Dr. William Holland, lead author and postdoctoral fellow in internal medicine, said the new findings have implications for the treatment of numerous diseases including diabetes and cancer.
"One beauty of this study is that the findings are in both animal models and in vitro," Dr. Holland said. "We were able to show using these models of apoptosis in the beta cell and the heart that we can protect those cells from cell death with adiponectin."
Adiponectin, which Dr. Scherer discovered in 1994, not only controls sensitivity to insulin but also is known to play an integral role in metabolism and obesity. Prior research has shown that when adiponectin levels are high, the body stores excess fat in adipocytes, or fat cells, to protect against possible starvation during lean times. These fat deposits lie primarily in the subcutaneous tissue.
As a person accumulates more fat, however, adiponectin levels decline. Once adiponectin levels start dropping, the body begins storing fat in dangerous places such as the heart, liver and muscle tissues -- where it can cause inflammation and pave the way for heart disease. That's why researchers think that adiponectin levels could be a good predictor of whether someone is at risk of developing diabetes, heart disease or cancer.
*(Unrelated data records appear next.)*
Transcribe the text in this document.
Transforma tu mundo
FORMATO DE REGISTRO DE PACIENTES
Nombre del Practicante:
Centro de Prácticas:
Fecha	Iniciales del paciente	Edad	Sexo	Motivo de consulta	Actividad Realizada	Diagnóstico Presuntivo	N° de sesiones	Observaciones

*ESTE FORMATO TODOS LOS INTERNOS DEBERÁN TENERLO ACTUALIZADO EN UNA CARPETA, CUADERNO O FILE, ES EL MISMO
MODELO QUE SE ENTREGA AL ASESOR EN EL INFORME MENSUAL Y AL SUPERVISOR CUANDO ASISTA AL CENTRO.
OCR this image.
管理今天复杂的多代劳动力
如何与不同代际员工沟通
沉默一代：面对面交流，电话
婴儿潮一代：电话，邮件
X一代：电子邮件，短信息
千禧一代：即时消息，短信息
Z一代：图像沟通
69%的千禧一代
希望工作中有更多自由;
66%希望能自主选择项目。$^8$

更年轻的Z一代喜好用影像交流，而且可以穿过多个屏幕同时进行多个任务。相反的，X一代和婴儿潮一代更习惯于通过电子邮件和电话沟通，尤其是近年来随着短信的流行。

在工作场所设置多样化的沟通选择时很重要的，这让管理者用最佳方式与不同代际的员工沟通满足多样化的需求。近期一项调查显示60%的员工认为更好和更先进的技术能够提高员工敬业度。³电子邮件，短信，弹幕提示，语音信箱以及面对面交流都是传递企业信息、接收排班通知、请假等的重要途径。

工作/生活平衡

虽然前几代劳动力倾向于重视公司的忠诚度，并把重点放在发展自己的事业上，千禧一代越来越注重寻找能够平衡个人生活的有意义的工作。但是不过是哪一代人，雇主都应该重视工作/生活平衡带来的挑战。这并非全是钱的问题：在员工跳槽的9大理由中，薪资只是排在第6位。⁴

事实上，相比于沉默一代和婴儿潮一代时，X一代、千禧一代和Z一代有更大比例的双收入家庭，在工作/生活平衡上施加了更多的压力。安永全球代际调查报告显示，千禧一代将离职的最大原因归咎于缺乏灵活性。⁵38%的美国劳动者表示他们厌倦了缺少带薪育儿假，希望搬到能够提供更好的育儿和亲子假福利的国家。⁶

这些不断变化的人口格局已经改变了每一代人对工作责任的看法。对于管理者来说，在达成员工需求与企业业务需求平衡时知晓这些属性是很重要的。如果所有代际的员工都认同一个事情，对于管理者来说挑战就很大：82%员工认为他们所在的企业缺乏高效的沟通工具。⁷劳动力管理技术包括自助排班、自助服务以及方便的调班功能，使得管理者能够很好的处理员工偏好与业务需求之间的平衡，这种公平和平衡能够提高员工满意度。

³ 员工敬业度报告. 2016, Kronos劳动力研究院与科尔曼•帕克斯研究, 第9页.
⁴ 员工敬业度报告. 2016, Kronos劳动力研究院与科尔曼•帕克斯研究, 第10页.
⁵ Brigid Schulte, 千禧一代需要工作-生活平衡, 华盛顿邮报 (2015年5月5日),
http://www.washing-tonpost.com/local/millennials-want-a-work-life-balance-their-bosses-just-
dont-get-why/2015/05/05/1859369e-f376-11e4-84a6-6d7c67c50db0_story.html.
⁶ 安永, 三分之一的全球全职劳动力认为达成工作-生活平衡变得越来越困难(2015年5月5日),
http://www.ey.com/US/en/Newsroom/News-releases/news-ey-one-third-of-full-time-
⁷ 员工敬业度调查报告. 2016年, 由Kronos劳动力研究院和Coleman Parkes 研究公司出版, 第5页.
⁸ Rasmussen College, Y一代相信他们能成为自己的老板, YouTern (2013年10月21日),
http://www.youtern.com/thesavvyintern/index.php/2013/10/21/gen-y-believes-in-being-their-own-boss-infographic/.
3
Overall, the new findings "endorse the idea that adiponectin is very important and is probably a key manipulator of lipid levels," Dr. Scherer said.
Other UT Southwestern researchers involved in the study include Drs. Kai Sun, Joseph Rutkowski, Zhao Wang and Kathryn Davis, postdoctoral research fellows in internal medicine; Vincent Tenorio, summer student research fellow; and Dr. Nils Halberg, former postdoctoral research fellow in internal medicine. Researchers from the University of Pennsylvania, Eli Lilly, Duke University Medical Center, Duke-NUS Graduate Medical School Singapore, Colorado State University, the University of Copenhagen and Merck Research Laboratories also contributed to the study.
The study was supported by the National Institutes of Health.